Question 2: As you look at yours years of faithful service, what has been your greatest joy? Your greatest challenge?

My greatest joy is the opportunity to have met and be involved in the lives of so many, in both education and parish ministry. To see these people grow in holiness is a great joy and blessing.

My great challenge is there never seems to be enough time to get everything done. Sometime you feel like you are going 24/7. Another challenge is to correct the misconceptions that some people have about sisters.

Question 3: Can you share a story or some insight about a favorite time in ministry?

At one of the parishes I served at in Florida, I got to know this gentleman who came to church with his wife every Sunday, although he was not Catholic. One time when I was meeting people after Mass, I saw him and I asked him if he had ever considered becoming Catholic. (I knew he had a son who was studying to become a priest.) I asked him if he would be willing to come to an RCIA meeting. He said he would. He entered the program and actually became Catholic before his son was ordained, so he could take communion at his son’s Ordination Mass. I asked him why he didn’t become Catholic sooner. He simply said no one had ever asked him. It was a great example to me that we need to be open to the call of God and invite everyone to participate.

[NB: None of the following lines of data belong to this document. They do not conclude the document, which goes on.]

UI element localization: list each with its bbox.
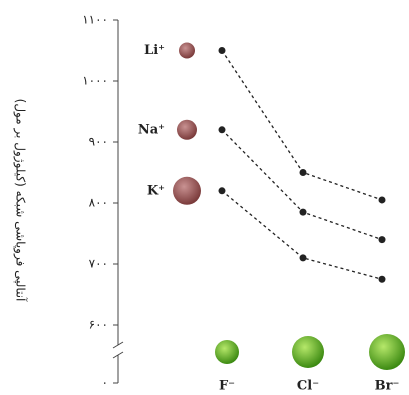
anion-sphere bbox=[369, 334, 405, 370]
axis-break bbox=[112, 341, 124, 349]
series-line bbox=[221, 129, 383, 241]
legend-label: Li⁺ bbox=[144, 43, 165, 58]
x-tick-label: Br⁻ bbox=[375, 379, 400, 394]
anion-sphere bbox=[292, 336, 324, 368]
data-point bbox=[218, 47, 226, 54]
x-tick-label: F⁻ bbox=[219, 379, 235, 394]
cation-sphere bbox=[173, 176, 201, 205]
data-point bbox=[378, 196, 386, 204]
cation-sphere bbox=[177, 119, 197, 140]
series-line bbox=[221, 50, 383, 201]
series-line bbox=[221, 190, 383, 280]
data-point bbox=[218, 187, 226, 195]
cation-sphere bbox=[179, 42, 195, 59]
y-axis-label: آنتالپی فروپاشی شبکه (کیلوژول بر مول) bbox=[13, 99, 29, 302]
data-point bbox=[378, 236, 386, 244]
y-tick-label: ۷۰۰ bbox=[89, 257, 108, 271]
anion-sphere bbox=[215, 340, 239, 364]
data-point bbox=[299, 169, 307, 176]
y-tick-label: ۱۰۰۰ bbox=[82, 74, 108, 88]
legend-label: Na⁺ bbox=[138, 122, 165, 137]
y-tick-label: ۰ bbox=[102, 376, 108, 390]
x-tick-label: Cl⁻ bbox=[297, 379, 319, 394]
axis-break bbox=[112, 351, 124, 359]
data-point bbox=[299, 254, 307, 262]
y-tick-label: ۸۰۰ bbox=[89, 196, 108, 210]
data-point bbox=[378, 275, 386, 283]
y-tick-label: ۶۰۰ bbox=[89, 318, 108, 332]
data-point bbox=[218, 126, 226, 134]
y-tick-label: ۹۰۰ bbox=[89, 135, 108, 149]
data-point bbox=[299, 208, 307, 216]
y-tick-label: ۱۱۰۰ bbox=[82, 13, 108, 27]
legend-label: K⁺ bbox=[147, 183, 165, 198]
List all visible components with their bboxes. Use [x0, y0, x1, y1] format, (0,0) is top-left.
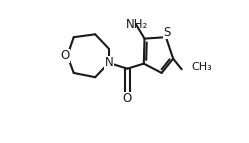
Text: O: O	[60, 49, 69, 62]
Text: S: S	[164, 26, 171, 39]
Text: N: N	[104, 56, 113, 69]
Text: CH₃: CH₃	[192, 62, 212, 72]
Text: NH₂: NH₂	[125, 18, 148, 31]
Text: O: O	[123, 92, 132, 105]
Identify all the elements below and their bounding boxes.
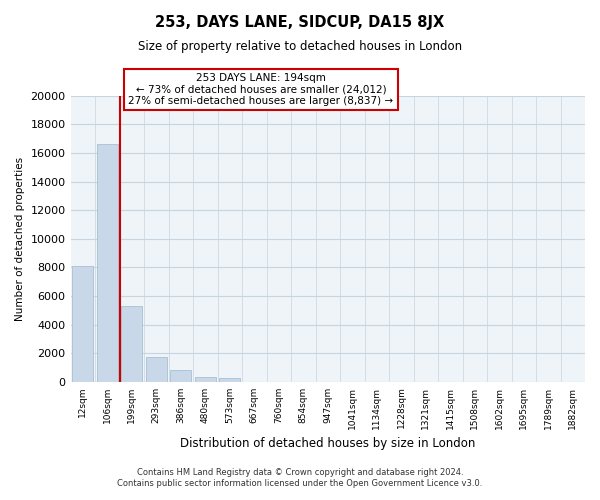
X-axis label: Distribution of detached houses by size in London: Distribution of detached houses by size … (180, 437, 475, 450)
Bar (97, 144, 118, 382)
Bar (146, 356, 167, 382)
Bar (73, 266, 93, 382)
Y-axis label: Number of detached properties: Number of detached properties (15, 156, 25, 321)
Text: 253, DAYS LANE, SIDCUP, DA15 8JX: 253, DAYS LANE, SIDCUP, DA15 8JX (155, 15, 445, 30)
Bar (121, 306, 142, 382)
Text: Size of property relative to detached houses in London: Size of property relative to detached ho… (138, 40, 462, 53)
Text: 253 DAYS LANE: 194sqm
← 73% of detached houses are smaller (24,012)
27% of semi-: 253 DAYS LANE: 194sqm ← 73% of detached … (128, 73, 394, 106)
Bar (195, 378, 215, 382)
Bar (220, 378, 240, 382)
Text: Contains HM Land Registry data © Crown copyright and database right 2024.
Contai: Contains HM Land Registry data © Crown c… (118, 468, 482, 487)
Bar (170, 370, 191, 382)
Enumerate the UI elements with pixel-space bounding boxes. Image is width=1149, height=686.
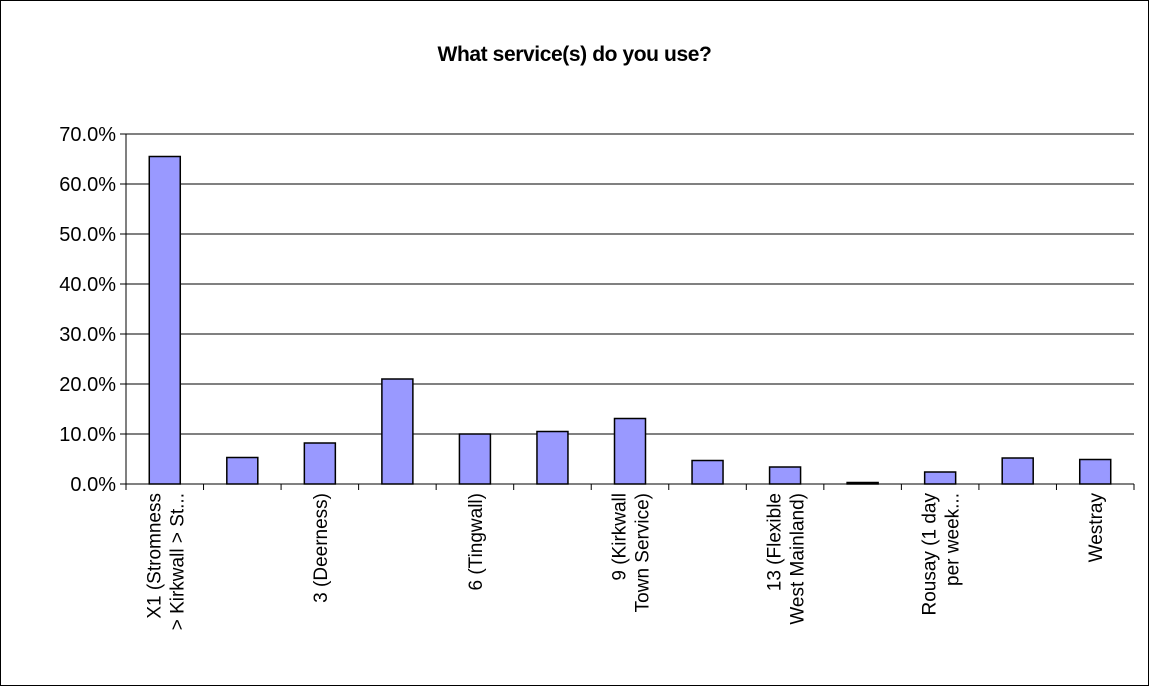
x-category-label: 3 (Deerness)	[311, 493, 332, 603]
x-category-label: 9 (Kirkwall	[610, 493, 631, 581]
chart-title: What service(s) do you use?	[437, 43, 712, 66]
bar	[536, 430, 569, 485]
bar	[458, 433, 492, 485]
bar	[691, 459, 724, 485]
bars	[148, 155, 1112, 485]
bar	[923, 471, 957, 485]
axes	[120, 133, 1135, 490]
y-tick-label: 10.0%	[59, 424, 116, 446]
y-tick-label: 20.0%	[59, 374, 116, 396]
x-category-label: Town Service)	[633, 493, 654, 612]
x-category-label: > Kirkwall > St...	[167, 493, 188, 630]
x-category-label: West Mainland)	[788, 493, 809, 625]
x-category-label: 6 (Tingwall)	[466, 493, 487, 590]
y-tick-label: 30.0%	[59, 324, 116, 346]
x-category-label: per week...	[943, 493, 964, 586]
bar	[226, 456, 259, 485]
x-category-label: X1 (Stromness	[144, 493, 165, 619]
bar	[148, 155, 182, 485]
y-tick-label: 50.0%	[59, 224, 116, 246]
bar	[613, 417, 647, 485]
x-category-label: 13 (Flexible	[765, 493, 786, 591]
bar	[768, 466, 802, 485]
y-tick-labels: 0.0% 10.0% 20.0% 30.0% 40.0% 50.0% 60.0% 70.0%	[59, 124, 116, 496]
y-tick-label: 40.0%	[59, 274, 116, 296]
x-category-label: Rousay (1 day	[920, 493, 941, 616]
gridlines	[126, 133, 1134, 435]
bar	[381, 378, 414, 485]
bar	[303, 442, 337, 485]
y-tick-label: 60.0%	[59, 174, 116, 196]
bar	[1001, 457, 1034, 485]
y-tick-label: 70.0%	[59, 124, 116, 146]
x-category-label: Westray	[1086, 493, 1107, 563]
bar	[1078, 458, 1112, 485]
x-category-labels: X1 (Stromness > Kirkwall > St... 3 (Deerne…	[144, 493, 1107, 631]
y-tick-label: 0.0%	[70, 474, 116, 496]
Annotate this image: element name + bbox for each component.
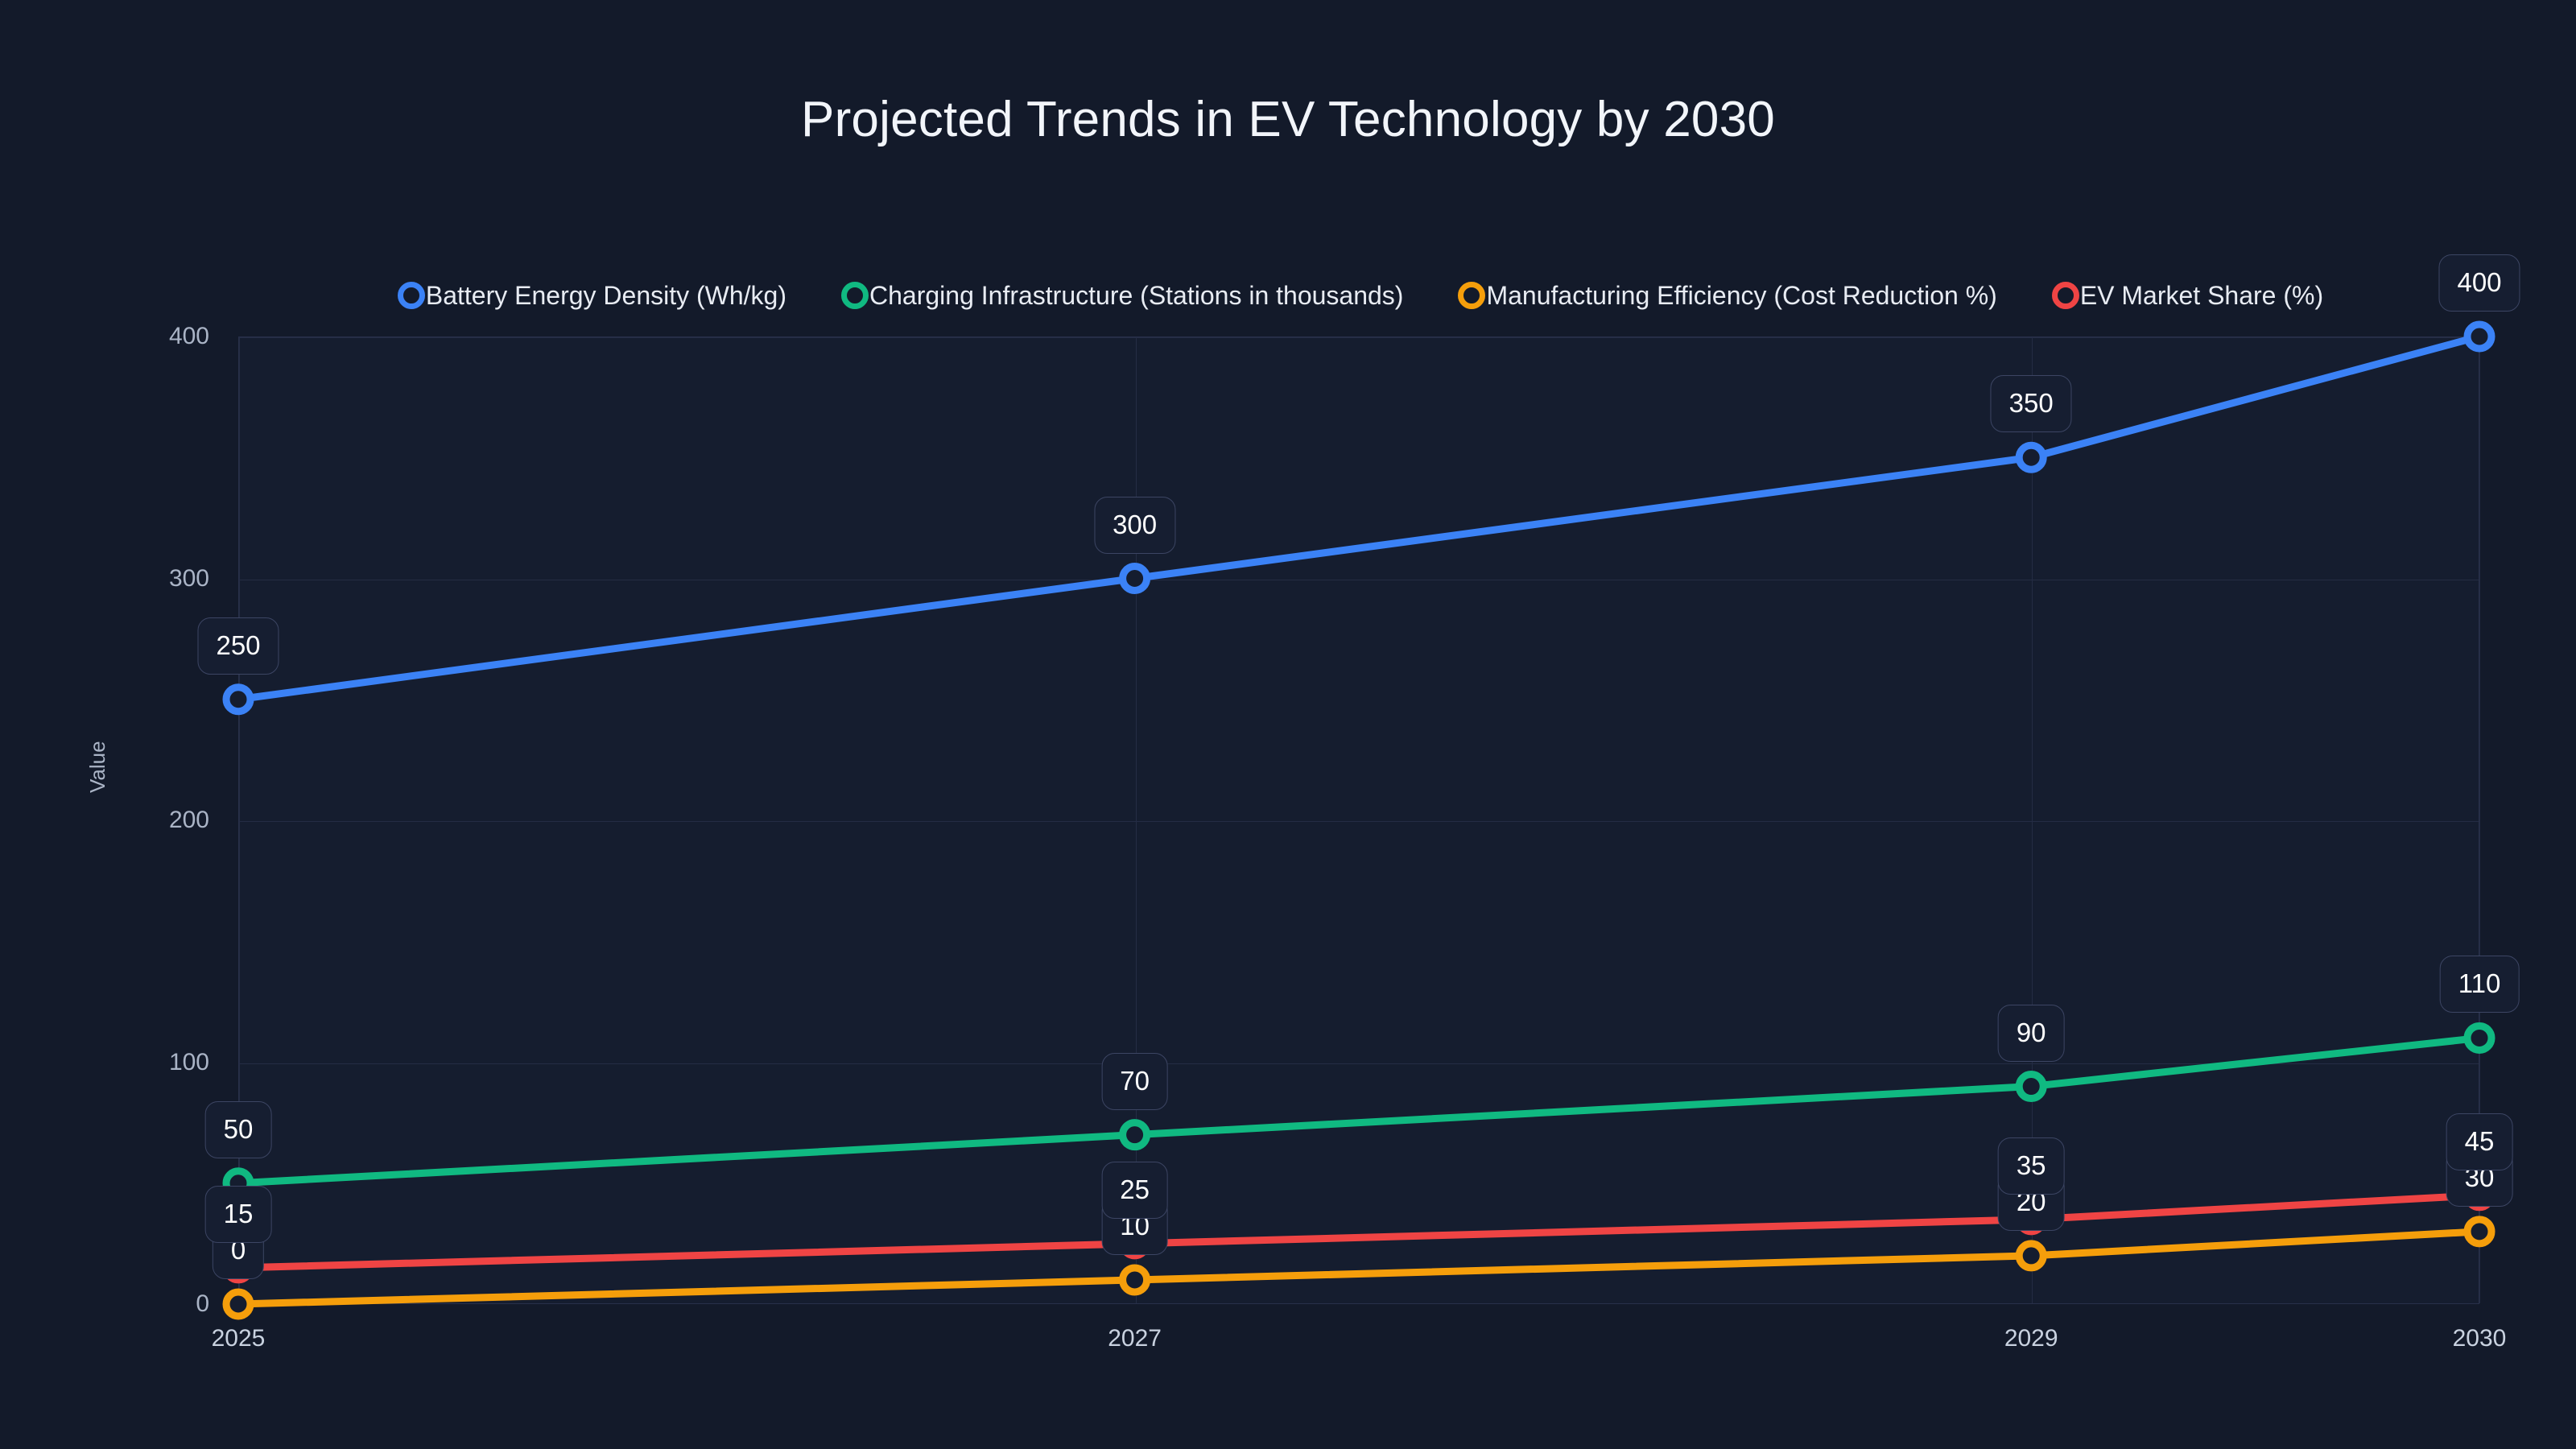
legend-item-0[interactable]: Battery Energy Density (Wh/kg)	[397, 281, 786, 310]
gridline-vertical	[1135, 337, 1137, 1303]
legend-label: Battery Energy Density (Wh/kg)	[425, 281, 786, 310]
gridline-vertical	[239, 337, 240, 1303]
legend-circle-icon	[1458, 282, 1486, 309]
legend-label: EV Market Share (%)	[2079, 281, 2324, 310]
data-point-label: 70	[1101, 1052, 1168, 1110]
x-axis-tick-label: 2030	[2452, 1325, 2507, 1352]
x-axis-tick-label: 2025	[211, 1325, 266, 1352]
y-axis-tick-label: 0	[196, 1290, 209, 1317]
data-point-label: 45	[2446, 1113, 2513, 1170]
y-axis-tick-label: 400	[168, 323, 209, 349]
y-axis-tick-label: 100	[168, 1048, 209, 1075]
legend-label: Charging Infrastructure (Stations in tho…	[869, 281, 1404, 310]
legend-item-3[interactable]: EV Market Share (%)	[2051, 281, 2324, 310]
chart-title: Projected Trends in EV Technology by 203…	[801, 92, 1775, 147]
gridline-vertical	[2032, 337, 2033, 1303]
data-point-label: 35	[1997, 1137, 2065, 1195]
gridline-horizontal	[239, 821, 2479, 822]
plot-area	[238, 336, 2480, 1304]
x-axis-tick-label: 2027	[1108, 1325, 1162, 1352]
legend-circle-icon	[397, 282, 425, 309]
data-point-label: 400	[2438, 254, 2520, 312]
data-point-label: 300	[1094, 496, 1176, 554]
data-point-label: 250	[197, 617, 279, 675]
legend-label: Manufacturing Efficiency (Cost Reduction…	[1486, 281, 1997, 310]
gridline-horizontal	[239, 337, 2479, 338]
legend-circle-icon	[2051, 282, 2079, 309]
data-point-label: 90	[1997, 1004, 2065, 1062]
data-point-label: 50	[204, 1100, 272, 1158]
data-point-label: 350	[1990, 375, 2072, 433]
y-axis-tick-label: 300	[168, 564, 209, 592]
y-axis-tick-label: 200	[168, 807, 209, 833]
data-point-label: 25	[1101, 1161, 1168, 1219]
chart-legend: Battery Energy Density (Wh/kg) Charging I…	[238, 282, 2483, 309]
legend-item-2[interactable]: Manufacturing Efficiency (Cost Reduction…	[1458, 281, 1997, 310]
y-axis-title: Value	[85, 741, 109, 793]
gridline-horizontal	[239, 1063, 2479, 1064]
x-axis-tick-label: 2029	[2004, 1325, 2058, 1352]
data-point-label: 110	[2439, 956, 2520, 1013]
legend-circle-icon	[841, 282, 869, 309]
data-point-label: 15	[204, 1185, 272, 1243]
gridline-vertical	[2479, 337, 2480, 1303]
legend-item-1[interactable]: Charging Infrastructure (Stations in tho…	[841, 282, 1403, 309]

Question 4: Each part of our life journey is touched by the holy, and we in turn are asked to bring Christ to others. Can you share such a moment from your life?

I try to do that every day. I have always loved my name Christa. I have always felt that since I am named after Christ, I need to show his love and compassion as much as I can.

One time I interviewed at an affluent parish. After the interview I told the priest that I didn’t think they needed me. They seemed to have everything. He responded that his parish definitely needed me. They needed me to help them love Jesus more. A lot of people have told me that I have made a difference in their lives to help them love God more.

Question 5: Do you have a word of wisdom you’d like to share with people?

Everyone needs to know that we are unconditionally loved by God, regardless of what we do, we are still God’s beloved children and we will always have God’s love.